Telegram For Sale
Thursday, February 21, 2013
The Times Co. plans to sell its entire New England Media Group, which includes the Telegram and Telegram.com as well as The Boston Globe, BostonGlobe.com and Boston.com.
“Our plan to sell the New England Media Group demonstrates our commitment to concentrate our strategic focus and investment on The New York Times brand and its journalism,” Mark Thompson, president and CEO of The New York Times Company, said in a statement.
“The Boston Globe and the Worcester Telegram & Gazette are outstanding newspapers and they and their related digital properties are well-managed leaders in their markets with real opportunities for future development. We are very proud of our association with the Globe and the Telegram & Gazette, but given the differences between these businesses and The New York Times, we believe that a sale is in the best long-term interests of these properties and the employees who work for them as well as in the best interests of our shareholders.”
The Waltham-based investment banking group Evercore Partners has been retained to advise the Times Co. and manage the sales process.
The Times Co. acquired the Globe in 1993 for $1.1 billion and bought the Telegram in 2000 for $296 million.
Media Experts React
One media professional close to the Telegram said they were surprised by the news, but that the announcement itself was not surprising in light of the recent trajectory of the Times Co.
"Another ripple or tidal wave of reality moving into the local news scene.
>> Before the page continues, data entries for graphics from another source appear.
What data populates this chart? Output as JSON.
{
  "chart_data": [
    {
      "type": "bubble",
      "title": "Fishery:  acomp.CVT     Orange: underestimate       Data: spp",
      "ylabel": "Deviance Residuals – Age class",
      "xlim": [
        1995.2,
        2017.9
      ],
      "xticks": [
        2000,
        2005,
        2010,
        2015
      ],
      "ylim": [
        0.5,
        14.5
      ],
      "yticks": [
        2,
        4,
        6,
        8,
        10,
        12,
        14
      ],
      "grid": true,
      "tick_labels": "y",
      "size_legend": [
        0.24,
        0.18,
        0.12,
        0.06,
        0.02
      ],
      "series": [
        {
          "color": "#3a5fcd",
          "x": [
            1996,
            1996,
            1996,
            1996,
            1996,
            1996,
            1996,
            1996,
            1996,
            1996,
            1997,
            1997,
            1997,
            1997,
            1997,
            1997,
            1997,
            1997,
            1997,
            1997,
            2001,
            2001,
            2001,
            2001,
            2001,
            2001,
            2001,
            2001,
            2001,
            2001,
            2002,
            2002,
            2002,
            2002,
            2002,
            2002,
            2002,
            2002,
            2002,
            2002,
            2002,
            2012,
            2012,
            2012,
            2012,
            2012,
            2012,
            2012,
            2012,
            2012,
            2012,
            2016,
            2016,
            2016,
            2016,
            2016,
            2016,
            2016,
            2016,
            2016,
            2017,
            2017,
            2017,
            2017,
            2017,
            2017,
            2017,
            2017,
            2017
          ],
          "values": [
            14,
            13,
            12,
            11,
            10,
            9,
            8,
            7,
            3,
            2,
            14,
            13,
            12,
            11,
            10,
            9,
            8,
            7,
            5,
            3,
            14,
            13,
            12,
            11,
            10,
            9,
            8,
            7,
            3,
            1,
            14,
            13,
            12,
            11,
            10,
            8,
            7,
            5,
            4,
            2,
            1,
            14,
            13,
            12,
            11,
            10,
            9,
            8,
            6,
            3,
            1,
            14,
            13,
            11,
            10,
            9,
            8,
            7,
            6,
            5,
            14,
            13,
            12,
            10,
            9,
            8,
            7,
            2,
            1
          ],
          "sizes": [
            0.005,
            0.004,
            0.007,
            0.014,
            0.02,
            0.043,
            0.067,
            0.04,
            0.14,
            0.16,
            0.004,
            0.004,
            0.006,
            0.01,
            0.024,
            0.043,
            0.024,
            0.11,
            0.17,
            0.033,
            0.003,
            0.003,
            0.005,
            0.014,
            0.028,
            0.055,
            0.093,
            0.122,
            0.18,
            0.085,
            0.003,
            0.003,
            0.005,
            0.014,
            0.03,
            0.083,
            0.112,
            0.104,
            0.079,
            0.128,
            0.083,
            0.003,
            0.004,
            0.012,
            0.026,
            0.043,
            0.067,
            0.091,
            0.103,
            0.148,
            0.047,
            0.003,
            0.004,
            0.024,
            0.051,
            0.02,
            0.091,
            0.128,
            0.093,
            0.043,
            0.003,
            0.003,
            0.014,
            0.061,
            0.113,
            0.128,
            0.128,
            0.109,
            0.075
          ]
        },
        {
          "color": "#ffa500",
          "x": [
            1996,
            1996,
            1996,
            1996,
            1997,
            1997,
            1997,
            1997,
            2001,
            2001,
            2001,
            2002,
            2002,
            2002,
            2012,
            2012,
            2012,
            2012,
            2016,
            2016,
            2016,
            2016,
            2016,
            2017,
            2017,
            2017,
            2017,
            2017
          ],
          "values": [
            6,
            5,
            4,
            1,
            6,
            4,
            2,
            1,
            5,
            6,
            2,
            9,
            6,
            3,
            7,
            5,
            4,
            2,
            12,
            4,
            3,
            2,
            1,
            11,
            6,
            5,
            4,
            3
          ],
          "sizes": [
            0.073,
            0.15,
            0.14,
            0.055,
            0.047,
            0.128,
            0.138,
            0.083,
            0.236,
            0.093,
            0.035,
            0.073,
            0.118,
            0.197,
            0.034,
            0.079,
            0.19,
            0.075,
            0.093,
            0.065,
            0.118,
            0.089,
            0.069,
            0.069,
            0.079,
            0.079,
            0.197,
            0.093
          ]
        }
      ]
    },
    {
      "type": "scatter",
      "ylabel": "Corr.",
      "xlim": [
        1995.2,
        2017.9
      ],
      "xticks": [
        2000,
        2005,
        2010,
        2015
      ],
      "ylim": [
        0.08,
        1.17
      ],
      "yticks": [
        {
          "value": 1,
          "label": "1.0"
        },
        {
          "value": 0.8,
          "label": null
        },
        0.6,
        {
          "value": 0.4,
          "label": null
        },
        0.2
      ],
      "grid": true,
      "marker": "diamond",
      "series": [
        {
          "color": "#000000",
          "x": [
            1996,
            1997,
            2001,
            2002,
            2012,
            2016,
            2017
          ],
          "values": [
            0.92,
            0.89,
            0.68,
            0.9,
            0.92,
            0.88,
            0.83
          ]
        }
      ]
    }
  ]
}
I'll be fascinated to see how it all plays out," said James Dempsey, professor at Worcester Polytechnic Institute and adjunct professor at Clark, with a 20-year career in print journalism, including time as a columnist for the Telegram. "This is the time for local potential owners to step forward--if they really give a damn."
While the company's press release stated that "There can be no assurance that any transaction will take place," some media observers were more optimistic that a buyer would come forth.
"My gut tells me that, this time, the Globe really will be sold," said Dan Kennedy, professor at Northeastern University's School of Journalism and media blogger at Media Nation.
"I wouldn't be surprised if the New York Times Co. is already talking with a few potential buyers, and the newspaper market -- though far from great -- is better than it was in 2009, when the company tried and failed to sell the Globe."
Whether a buyer will emerge still remains unclear, and until one does, the future of both papers will remain unclear as well.
Last July, the Globe offered voluntary buyout options to 23 employees in advertising and 20 in their newsroom. At that time, the Telegram said it laid off one employee and offered buyout options to five to 10 employees.
The Audit Bureau of Circulations (ABC) reported that at the Boston Globe, weekday print circulation was 180,919 in the ABC's reporting period ending September 30, 2012, compared to 190,282 in 2011. Total weekday circulation, including digital and free copies, was 230,051, an increase from the 205,939 recorded in the same period in 2011.
The Times Co. faced issues with brownfield site cleanup at the former home of the Worcester Telegram at 18-20 Franklin Street, and the building was sold by the news company after cleanup costs to remove asbestos, lead, and other contaminants were estimated at $1.1 million. The property was sold for $300,000 to New Garden Park Inc., a non-profit subsidiary of the Worcester Business Development Corporation responsible for cleaning up brownfields. Lt. Gov. Tim Murray recently remarked that the paper or the Times Co. may have to pony up more money for the cleanup, as the building prepares to welcome the downtown expansion of Quinsigamond Community College.
Betting on Buyers?
Some have speculated that the Times Co. is already in talks with a potential buyer, but the company remained mum on that point.
"Additional details will be provided when and if the Company enters into a transaction. As a matter of policy, the Company will not comment upon any proposals, discussions or rumors regarding the proposed sale," the press release stated.
Many questions remain about the future of both the Telegram and the Globe, and Alan D. Mutter, a new media consultant and adjunct professor at the Graduate School of Journalism at the University of California at Berkeley, said the answers would not become clear until the new ownership is apparent.
"It all depends on the goals of the buyer, assuming there is one."